FITrig: A High-Performance Detection Technique for Efficient Ultra-Long-Period Pulsars

TL;DR

This paper tackles the challenge of detecting ultra-long-period pulsars in wide-field radio imaging, where traditional time-domain searches struggle with sensitivity and False Positive rates. It introduces FITrig, a GPU-accelerated, dual-domain method that uses a novel transient-oriented IQA metric, tLISI, to localise pulsar candidates in image and image-frequency domains. The key contributions are the tLISI index, a deconvolution-free, tile-based detection framework, GPU-accelerated implementation, and comprehensive evaluation showing substantial speedups and reduced false positives on real MeerKAT data and simulated SKA configurations.
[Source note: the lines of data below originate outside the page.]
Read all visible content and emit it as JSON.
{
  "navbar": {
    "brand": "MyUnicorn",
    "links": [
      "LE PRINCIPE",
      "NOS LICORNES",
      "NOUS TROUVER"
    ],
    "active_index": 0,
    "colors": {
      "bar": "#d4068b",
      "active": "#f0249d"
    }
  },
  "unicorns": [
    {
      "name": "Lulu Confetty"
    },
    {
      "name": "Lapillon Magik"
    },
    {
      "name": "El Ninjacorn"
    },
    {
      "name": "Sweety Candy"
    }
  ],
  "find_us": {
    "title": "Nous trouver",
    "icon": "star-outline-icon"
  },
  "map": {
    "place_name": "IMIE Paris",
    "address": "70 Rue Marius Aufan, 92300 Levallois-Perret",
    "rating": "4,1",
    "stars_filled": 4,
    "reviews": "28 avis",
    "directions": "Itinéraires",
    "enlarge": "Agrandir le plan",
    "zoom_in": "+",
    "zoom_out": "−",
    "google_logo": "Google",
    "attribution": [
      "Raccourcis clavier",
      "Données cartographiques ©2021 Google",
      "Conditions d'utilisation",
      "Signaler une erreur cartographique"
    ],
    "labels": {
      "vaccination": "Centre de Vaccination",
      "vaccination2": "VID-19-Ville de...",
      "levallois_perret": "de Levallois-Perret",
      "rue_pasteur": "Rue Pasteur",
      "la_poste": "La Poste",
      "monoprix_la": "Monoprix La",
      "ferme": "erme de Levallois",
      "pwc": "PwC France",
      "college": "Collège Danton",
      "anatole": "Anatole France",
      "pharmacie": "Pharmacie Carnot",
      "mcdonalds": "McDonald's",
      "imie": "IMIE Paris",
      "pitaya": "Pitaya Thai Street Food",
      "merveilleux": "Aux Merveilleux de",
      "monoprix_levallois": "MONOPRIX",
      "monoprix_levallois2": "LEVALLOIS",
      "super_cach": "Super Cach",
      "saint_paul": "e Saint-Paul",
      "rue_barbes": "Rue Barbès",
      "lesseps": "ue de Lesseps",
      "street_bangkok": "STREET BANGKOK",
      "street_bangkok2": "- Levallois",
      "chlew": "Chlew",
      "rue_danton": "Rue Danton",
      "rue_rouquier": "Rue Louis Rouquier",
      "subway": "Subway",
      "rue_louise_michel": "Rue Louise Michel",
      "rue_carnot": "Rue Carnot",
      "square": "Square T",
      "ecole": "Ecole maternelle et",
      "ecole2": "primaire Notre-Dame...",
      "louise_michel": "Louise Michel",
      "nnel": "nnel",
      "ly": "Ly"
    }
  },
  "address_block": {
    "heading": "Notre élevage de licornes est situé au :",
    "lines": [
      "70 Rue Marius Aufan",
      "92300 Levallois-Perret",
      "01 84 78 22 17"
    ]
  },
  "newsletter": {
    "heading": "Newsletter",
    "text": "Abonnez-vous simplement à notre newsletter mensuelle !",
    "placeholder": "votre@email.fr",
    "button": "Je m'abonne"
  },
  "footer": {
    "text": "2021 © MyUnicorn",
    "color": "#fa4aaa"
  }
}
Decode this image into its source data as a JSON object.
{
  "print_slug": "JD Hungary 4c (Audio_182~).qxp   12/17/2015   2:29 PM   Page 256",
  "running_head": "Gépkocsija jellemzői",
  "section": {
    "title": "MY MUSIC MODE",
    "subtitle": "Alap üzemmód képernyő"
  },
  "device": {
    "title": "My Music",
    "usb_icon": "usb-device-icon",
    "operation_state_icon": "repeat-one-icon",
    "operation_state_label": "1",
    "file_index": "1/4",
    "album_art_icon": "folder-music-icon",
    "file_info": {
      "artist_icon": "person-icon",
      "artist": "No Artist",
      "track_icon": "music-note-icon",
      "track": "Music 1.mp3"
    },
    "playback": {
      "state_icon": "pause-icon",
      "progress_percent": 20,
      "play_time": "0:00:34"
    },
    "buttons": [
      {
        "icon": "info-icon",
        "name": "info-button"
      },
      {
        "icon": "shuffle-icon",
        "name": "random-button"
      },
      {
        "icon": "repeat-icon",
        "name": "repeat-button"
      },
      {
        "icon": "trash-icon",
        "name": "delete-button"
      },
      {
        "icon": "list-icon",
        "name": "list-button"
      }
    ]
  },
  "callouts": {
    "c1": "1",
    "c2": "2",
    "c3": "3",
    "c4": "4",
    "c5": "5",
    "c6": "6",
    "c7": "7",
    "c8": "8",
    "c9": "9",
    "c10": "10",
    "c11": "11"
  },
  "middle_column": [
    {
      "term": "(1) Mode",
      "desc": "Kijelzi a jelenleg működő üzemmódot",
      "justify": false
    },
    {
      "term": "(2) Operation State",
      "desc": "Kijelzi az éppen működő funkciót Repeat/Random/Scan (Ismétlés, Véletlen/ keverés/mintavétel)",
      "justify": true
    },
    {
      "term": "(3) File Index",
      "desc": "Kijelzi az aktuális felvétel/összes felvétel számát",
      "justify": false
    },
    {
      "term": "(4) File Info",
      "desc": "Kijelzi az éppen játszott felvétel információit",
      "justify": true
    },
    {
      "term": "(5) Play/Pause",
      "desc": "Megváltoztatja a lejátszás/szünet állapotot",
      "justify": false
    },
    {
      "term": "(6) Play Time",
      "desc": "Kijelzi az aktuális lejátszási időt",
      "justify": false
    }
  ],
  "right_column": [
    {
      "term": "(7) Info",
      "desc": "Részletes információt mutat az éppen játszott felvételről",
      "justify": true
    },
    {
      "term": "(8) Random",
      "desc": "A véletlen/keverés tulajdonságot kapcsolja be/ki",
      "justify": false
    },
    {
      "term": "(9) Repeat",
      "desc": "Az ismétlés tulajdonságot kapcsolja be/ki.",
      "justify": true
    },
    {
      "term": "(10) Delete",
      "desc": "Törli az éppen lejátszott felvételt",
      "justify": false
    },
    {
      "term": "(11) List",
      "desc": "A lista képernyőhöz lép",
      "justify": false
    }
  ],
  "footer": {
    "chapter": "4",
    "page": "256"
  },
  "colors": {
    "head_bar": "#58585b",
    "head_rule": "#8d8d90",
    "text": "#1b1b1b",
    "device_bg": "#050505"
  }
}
The approach promises real-time applicability to next-generation telescopes and could generalise to broader transient discovery beyond pulsars.

Abstract

Ultra-long-period (ULP) pulsars, a newly identified class of celestial transients, offer unique insights into astrophysics, though very few have been detected to date. In radio astronomy, most time-domain detection methods cannot find these pulsars, and current image-based detection approaches still face challenges, including low sensitivity, high false positive rate, and low computational efficiency. In this article, we develop Fast Imaging Trigger (FITrig), a GPU-accelerated, statistics-based method for ULP pulsar detection and localisation. FITrig includes two complementary approaches -- an image domain and an image-frequency domain strategy. FITrig offers advantages by increasing sensitivity to faint pulsars, suppressing false positives (from noise, processing artefacts, or steady sources), and improving search efficiency in large-scale wide-field images. Compared to the state-of-the-art source finder SOFIA 2, FITrig increases the detection speed by 4.3 times for large images ($50\mathrm{K} \times 50\mathrm{K}$ pixels) and reduces false positives by up to 858.8 times (at 6$σ$ significance) for the image domain branch, while the image-frequency domain branch suppresses false positives even further. FITrig maintains the capability to detect pulsars that are 20 times fainter than surrounding steady features, even under critical Nyquist sampling conditions. In this article, the performance of FITrig is demonstrated using both real-world data (MeerKAT observations of PSR J0901-4046) and simulated datasets based on MeerKAT and SKA Array Assembly (AA) 2 telescope configurations. With its real-time processing capabilities and scalability, FITrig is a promising tool for next-generation telescopes, such as the SKA, with the potential to uncover hidden ULP pulsars.

Figures (26)

• Figure 1: Schematic representation of an image-based radio transient detection workflow, where the highlighted "Detection" component indicates the primary focus of this article.
• Figure 3: Three-snapshot unit in the detection model. These images are reconstructed from a simulated dataset generated by OSKAR using the VLA D telescope layout. Suppose the index of the top-left tile is (1,1). In this example, the pulsar is primarily located in tile (11,11). The colour bar indicates the intensity scales, which are normalised in this example for illustration purposes. In the right figure, the yellow-shadowed tile indicates the tile selected by tLISI, which will be passed to the next step for further localisation.
• Figure 4: An example of tiles in a difference image showing the side lobe effect of dirty beam: tile (a), which contains no pulsar, shows a larger sum of intensities due to the side lobes of the dirty beam convolved with the pulsar, compared to tile (b), which does contain a pulsar. This example is simulated using the VLA telescope layout.
• Figure 7: Diagram of FITrig: image domain detection approach. Here, the current state-of-the-art source finder, SOFIA 2, is used as an example to demonstrate the functionality of FITrig, though it could be replaced by other source finders.
• Figure 8: Diagram of FITrig: image-frequency domain detection approach.